My Hot ART

My Hot ART
Luka hati



Gwen dan pria tersebut berjalan semakin mendekat, keduanya terlihat sedang mengobrol ringan dan saling melepar senyuman


Aiden yang melihat pemandangan itu pun semakin meradang dibuatnya.


"Gwen!" seru Aiden, saat gadis itu berjalan melewatinya, dan mencekal tangan Gwen dengan kuat.


Gwen berdecak kesal lalu menyentakkan tangannya agar cekalan tangan itu terlepas.


"Kamu mau kemana? Pulang!" bentak Aiden, mencekal tangan Gwen lagi, tapi kali ini lebih kuat.


"Lepaskan tangan Gwen, anda menyakitinya, Tuan!" ucap Pria tersebut kepada Aiden.


"Bukan urusanmu!" balas Aiden terdengar datar dan sangat dingin. Lalu menarik tangan gadis itu menuju mobil, tapi sayangnya Gwen menolaknya dan berusaha untuk melepaskan diri dari cengkraman Aiden.


"Lepaskan aku!!" teriak Gwen, dengan penuh amarah. Sebenarnya apa yang diinginkan Aiden darinya? Kenapa dia menunjukkan sikapnya seolah cemburu akan tetapi perlakukannya berbanding terbalik dan sangat menyakiti hatinya.


"Tuan anda harusnya bersikap lebih lembut lagi! Anda menyakitinya!" Pria itu dengan berani membentak Aiden dengan kuat.


"Kamu siapa? Jangan ikut campur urusanku!" balas Aiden menatap tajam pria tersebut.


"Kamu juga tidak berhak mencampuri urusanku!" Bukan pria tersebut yang menjawab, melainkan Gwen yang menjawab penuh emosi dan menatap tajam Aiden tanpa rasa takut sedikit pun.


Aiden mengeraskan rahangnya dan mengepalkan kedua tangannya dengn kuat. Dia sudah tidak bisa menahan rasa panas yang ada didalam dadanya.


BUGH


Tanpa disangka ia melayangkan bogem mentah ke wajah pria tersebut dengan kuat, sehingga membuat pria itu terhuyung kesamping


"Aiden! Apa yang kamu lakukan!" bentak Gwen, lalu menangkup wajah gurunya dan menghapus darah yang keluar dari sudut bibir itu.

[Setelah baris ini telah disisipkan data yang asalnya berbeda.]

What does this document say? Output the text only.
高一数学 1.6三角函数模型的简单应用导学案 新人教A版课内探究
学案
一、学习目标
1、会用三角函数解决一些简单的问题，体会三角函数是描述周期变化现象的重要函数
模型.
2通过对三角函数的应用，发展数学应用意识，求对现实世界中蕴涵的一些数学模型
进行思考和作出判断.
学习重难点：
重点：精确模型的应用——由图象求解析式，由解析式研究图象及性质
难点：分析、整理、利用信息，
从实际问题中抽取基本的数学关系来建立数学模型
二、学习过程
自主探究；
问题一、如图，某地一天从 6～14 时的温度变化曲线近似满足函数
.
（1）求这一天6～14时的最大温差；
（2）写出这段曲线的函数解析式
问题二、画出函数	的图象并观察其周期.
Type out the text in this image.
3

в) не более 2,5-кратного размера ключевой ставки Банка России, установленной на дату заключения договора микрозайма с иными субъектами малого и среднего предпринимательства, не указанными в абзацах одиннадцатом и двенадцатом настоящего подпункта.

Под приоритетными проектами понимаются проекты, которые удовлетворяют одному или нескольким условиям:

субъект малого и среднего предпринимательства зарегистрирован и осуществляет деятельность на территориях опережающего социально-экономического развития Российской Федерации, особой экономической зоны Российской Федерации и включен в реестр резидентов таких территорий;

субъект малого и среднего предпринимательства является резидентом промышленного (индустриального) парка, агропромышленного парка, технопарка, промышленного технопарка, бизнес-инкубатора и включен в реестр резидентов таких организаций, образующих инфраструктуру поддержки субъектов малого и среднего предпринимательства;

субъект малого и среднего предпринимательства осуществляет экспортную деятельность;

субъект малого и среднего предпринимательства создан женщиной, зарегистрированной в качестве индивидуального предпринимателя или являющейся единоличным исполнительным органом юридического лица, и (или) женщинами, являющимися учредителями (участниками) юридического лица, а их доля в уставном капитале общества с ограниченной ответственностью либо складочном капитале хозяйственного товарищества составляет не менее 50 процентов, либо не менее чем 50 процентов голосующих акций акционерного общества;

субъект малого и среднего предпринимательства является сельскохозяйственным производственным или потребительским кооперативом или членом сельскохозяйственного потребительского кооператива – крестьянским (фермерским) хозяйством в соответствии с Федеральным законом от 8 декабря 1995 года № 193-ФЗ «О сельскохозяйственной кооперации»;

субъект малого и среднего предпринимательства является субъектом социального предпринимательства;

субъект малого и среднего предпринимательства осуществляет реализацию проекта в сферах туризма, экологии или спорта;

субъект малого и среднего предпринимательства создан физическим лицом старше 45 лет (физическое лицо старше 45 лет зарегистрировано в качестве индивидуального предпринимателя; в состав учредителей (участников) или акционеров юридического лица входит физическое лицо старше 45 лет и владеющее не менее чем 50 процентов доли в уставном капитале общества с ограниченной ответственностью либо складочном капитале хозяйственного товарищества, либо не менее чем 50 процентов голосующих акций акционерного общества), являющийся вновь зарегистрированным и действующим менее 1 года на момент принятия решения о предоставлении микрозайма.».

Nafas Aiden naik turun dan wajahnya memerah dan tangannya terkepal dengan kuat. Menatap nyalang Gwen yang sedang menangkup wajah pria tersebut.


"Kamu keterlaluan!!" Gwen sangat emosi dan menghampiri Aiden.


"Karena kekasihmu itu pantas mendapatkannya!!!" balas Aiden sembari membuka pintu mobilnya dan melepaskan Jas-nya dan melemparkannya ke dalam mobil dengan asal.


"He is not my boy friend and you hit him?" seru Gwen


"Whatever!" sentak Aiden. Dadanya terasa panas saat melihat Gwen berjalan beriringan dengan seorang pria, apalagi saat melihat kedua tangan Gwen menangkup wajah pria tersebut.


"Aiden!!" Gwen tidak mengerti bagaimana jalan pikiran Aiden yang sulit untuk ditebak.


"Apa?!"


"Hentikan semua ini, hentikan kegilaanmu!" ucap Gwen dengan menggebu dan dia sudah lelah dengan sikap Aiden yang semaunya sendiri.


"Why?!" tanya Aiden dengan suara yang mulai melemah dan mengembuskan nafasnya dengan kasar.


Gwen menelan ludahnya yang terasa tercekat ditenggorakknya dan meneteskan air matanya. Dia sudah tidak bisa menahan gejolak yanng ada didalam dadanya. "Karena aku mencintamu, tapi cinta ini membuatku selalu tersakiti!" lirih Gwen seraya menghapus air matanya dengan kasar.


DEG


Jantung Aiden berdetak dengan cepat, saat mendengar ungkapan cinta Gwen yang begitu memilukan. Ia menatap Gwen dengan tatapan tidak percaya, jika gadis itu mempunyai rasa yang sama dengan dirinya.


"Gwen," lirih Aiden.


"Jangan pernah menggangguku lagi!! Aku sangat membencimu!!" Gwen langsung berlari dari hadapan Aiden dengan membawa luka dihatinya.